Чистые и ровные мелодии. Традиционная китайская поэзия - Сборник "Викиликс" 3 стр.


И вот она теперь, дорогим убором шевельнув, зазвучала своим фениксом из яшмы. Платье оправила строго и сделала строгим выраженье лица. Обратилась к дуэнье своей, отдала приказанье визирю. Я любви ее не узнал, и она, распростившись, уже уходила. И все отступала, себя выводя и не разрешая сближенье с собой. Казалось, уйдет, но все же не ушла; идя же, как будто ко мне обернулась. Глазами скользнула, взглянувши слегка, но ярко горел ее взгляд, что она мне дарила. И то, что в душе ее было, и то, что хотела сказать, все разом наружу прорвалось – и я не могу описать. Я думал: уже расстаюсь – и не мог оторваться, однако; в душе моей бог в испуге метался своем. Прощальный привет и поклон не нашелся я сделать и слов до конца не сказал никаких. Хотел бы на миг лишь один задержать, но фея святая сказала мне лишь: „Тороплюсь*. Все сместилось в душе, и ранен был дух мой; все перевернулось во мне, потерялся, не знал, что со мною.
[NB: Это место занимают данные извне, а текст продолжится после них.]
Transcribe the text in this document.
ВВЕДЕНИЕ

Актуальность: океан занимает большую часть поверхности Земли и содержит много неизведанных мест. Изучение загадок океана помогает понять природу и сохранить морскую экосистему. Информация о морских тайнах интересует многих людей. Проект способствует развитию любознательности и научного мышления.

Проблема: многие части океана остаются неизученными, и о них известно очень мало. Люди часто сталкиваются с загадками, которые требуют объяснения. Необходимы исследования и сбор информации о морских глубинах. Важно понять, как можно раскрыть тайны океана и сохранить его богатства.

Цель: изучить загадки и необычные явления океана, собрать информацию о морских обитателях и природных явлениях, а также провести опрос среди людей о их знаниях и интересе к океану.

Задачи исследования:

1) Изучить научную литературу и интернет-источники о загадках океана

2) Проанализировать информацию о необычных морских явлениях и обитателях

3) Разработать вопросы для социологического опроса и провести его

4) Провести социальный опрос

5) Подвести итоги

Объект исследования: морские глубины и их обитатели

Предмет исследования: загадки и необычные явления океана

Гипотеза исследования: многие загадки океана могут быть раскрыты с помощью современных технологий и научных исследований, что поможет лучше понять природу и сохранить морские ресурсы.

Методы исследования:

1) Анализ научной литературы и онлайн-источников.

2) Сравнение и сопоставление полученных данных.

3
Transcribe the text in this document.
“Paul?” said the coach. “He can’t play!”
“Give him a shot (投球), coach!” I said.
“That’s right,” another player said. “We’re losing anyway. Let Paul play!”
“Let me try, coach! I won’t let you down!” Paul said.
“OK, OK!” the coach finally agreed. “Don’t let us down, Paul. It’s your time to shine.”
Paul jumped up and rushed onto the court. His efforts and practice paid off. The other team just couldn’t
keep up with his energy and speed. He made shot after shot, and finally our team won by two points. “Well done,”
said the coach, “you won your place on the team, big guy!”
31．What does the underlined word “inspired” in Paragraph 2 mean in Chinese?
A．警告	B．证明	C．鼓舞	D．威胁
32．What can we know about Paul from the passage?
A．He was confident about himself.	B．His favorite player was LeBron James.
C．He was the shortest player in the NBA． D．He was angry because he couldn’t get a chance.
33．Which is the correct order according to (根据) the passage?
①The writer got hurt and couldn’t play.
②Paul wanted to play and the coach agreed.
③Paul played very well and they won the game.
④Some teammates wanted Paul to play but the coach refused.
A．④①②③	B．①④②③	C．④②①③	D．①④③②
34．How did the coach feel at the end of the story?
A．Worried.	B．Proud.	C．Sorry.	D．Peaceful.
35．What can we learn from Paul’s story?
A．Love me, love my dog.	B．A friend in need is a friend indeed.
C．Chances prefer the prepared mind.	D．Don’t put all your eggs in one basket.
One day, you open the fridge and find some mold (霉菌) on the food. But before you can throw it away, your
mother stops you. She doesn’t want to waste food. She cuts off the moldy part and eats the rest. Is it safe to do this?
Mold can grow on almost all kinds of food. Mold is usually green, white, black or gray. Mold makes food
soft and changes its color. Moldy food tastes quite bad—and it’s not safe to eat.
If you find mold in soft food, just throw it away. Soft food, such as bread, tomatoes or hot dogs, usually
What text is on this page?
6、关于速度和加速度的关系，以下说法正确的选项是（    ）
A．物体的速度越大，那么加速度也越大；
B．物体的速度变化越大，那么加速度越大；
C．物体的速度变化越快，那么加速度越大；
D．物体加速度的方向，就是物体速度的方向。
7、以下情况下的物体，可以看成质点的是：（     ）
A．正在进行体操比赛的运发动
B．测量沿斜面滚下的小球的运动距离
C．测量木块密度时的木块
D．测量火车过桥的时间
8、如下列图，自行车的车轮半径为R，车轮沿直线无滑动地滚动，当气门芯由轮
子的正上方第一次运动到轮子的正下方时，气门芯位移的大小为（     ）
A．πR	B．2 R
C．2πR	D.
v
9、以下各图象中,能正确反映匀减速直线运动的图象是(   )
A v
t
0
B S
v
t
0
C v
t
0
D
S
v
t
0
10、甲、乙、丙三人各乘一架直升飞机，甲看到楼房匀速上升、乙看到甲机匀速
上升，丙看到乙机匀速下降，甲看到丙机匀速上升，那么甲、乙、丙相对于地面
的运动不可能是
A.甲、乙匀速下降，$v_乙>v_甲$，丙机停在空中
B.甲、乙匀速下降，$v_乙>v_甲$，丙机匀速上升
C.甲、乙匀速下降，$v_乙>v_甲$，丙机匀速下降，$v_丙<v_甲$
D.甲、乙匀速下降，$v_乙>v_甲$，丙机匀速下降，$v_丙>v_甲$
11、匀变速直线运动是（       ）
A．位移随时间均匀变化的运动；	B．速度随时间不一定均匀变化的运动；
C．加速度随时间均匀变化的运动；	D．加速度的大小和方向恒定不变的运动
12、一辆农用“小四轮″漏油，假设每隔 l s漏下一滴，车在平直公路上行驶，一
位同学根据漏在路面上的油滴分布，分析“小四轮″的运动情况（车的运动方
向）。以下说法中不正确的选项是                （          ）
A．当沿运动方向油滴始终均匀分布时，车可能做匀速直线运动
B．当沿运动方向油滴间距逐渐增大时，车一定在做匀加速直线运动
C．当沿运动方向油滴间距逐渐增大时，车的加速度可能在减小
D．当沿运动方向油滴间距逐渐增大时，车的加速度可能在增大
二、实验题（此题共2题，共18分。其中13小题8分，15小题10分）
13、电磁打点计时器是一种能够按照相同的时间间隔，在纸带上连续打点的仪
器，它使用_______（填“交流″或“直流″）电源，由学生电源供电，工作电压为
В мрачном сознании я как-то забылся, смутным умом я не знал уж, где я. В душе моей, одной душе, была моя, моя любовь. Кто тот, скажите мне, кому могу я это поведать?

В горе, унынии страшном, лью слезы и вплоть до утра ищу я ее, мою фею».

Дэнту-сладострастник

Поэма

Вельможа Дэнту, неся службу у князя чуского Сян-вана, старался очернить Сун Юя и говорил: «Юй – вот какой: с виду – наружностью – он тихий, спокойный красавец; много во рту у него ловких словес, что не всякий, пожалуй, поймет… Меж тем он по натуре сладострастник, и я б хотел, чтоб государь с ним вместе не входил, не выходил из апартаментов дворца, лежащих позади парадных».

Князь об этих словах Дэнту спросил Сун Юя. Юй сказал: «Что я по наружности, внешности, спокоен, выдержан, красив, то это мне дано от неба. Что у меня во рту много ловких словес, что не всякий, пожалуй, поймет, то этому учился я у своего учителя. Но что касается того, что женолюбив, мол, я и сладострастник, то этого, скажу вам, государь, во мне нет совершенно».

Князь сказал: «Ты не любитель женщин, вот как! Есть у тебя на это что сказать? Коль есть, останься у меня, коль нет, в отставку уходи».

Юй сказал:

«Красавиц нашей Поднебесной нет лучше, чем у нас здесь, в Чу. Но средь очаровательниц из Чу нет равных, государь, живущим у меня в селе; а из красавиц на селе нет равных, государь, дитяти моего соседа. А дочь соседа моего вот какова: прибавить один только дюйм ей, так будет она уже слишком длинна; убавить ей дюймик один лишь, так будет она чересчур коротка. Белил на лицо положить ей, так будет излишне бела; румян ей придать, так будет излишне красива. Брови у ней – что крылья у зимородка; кожа у ней снег белый мне напоминает. Талия – вроде рулона чистейшего шелка; зубы у ней – словно держит во рту она раковинки. И стоит ей ласково так улыбнуться – с ума сведет весь город (как Янчэн), в неистовство введет другой (как, например, Сяцай).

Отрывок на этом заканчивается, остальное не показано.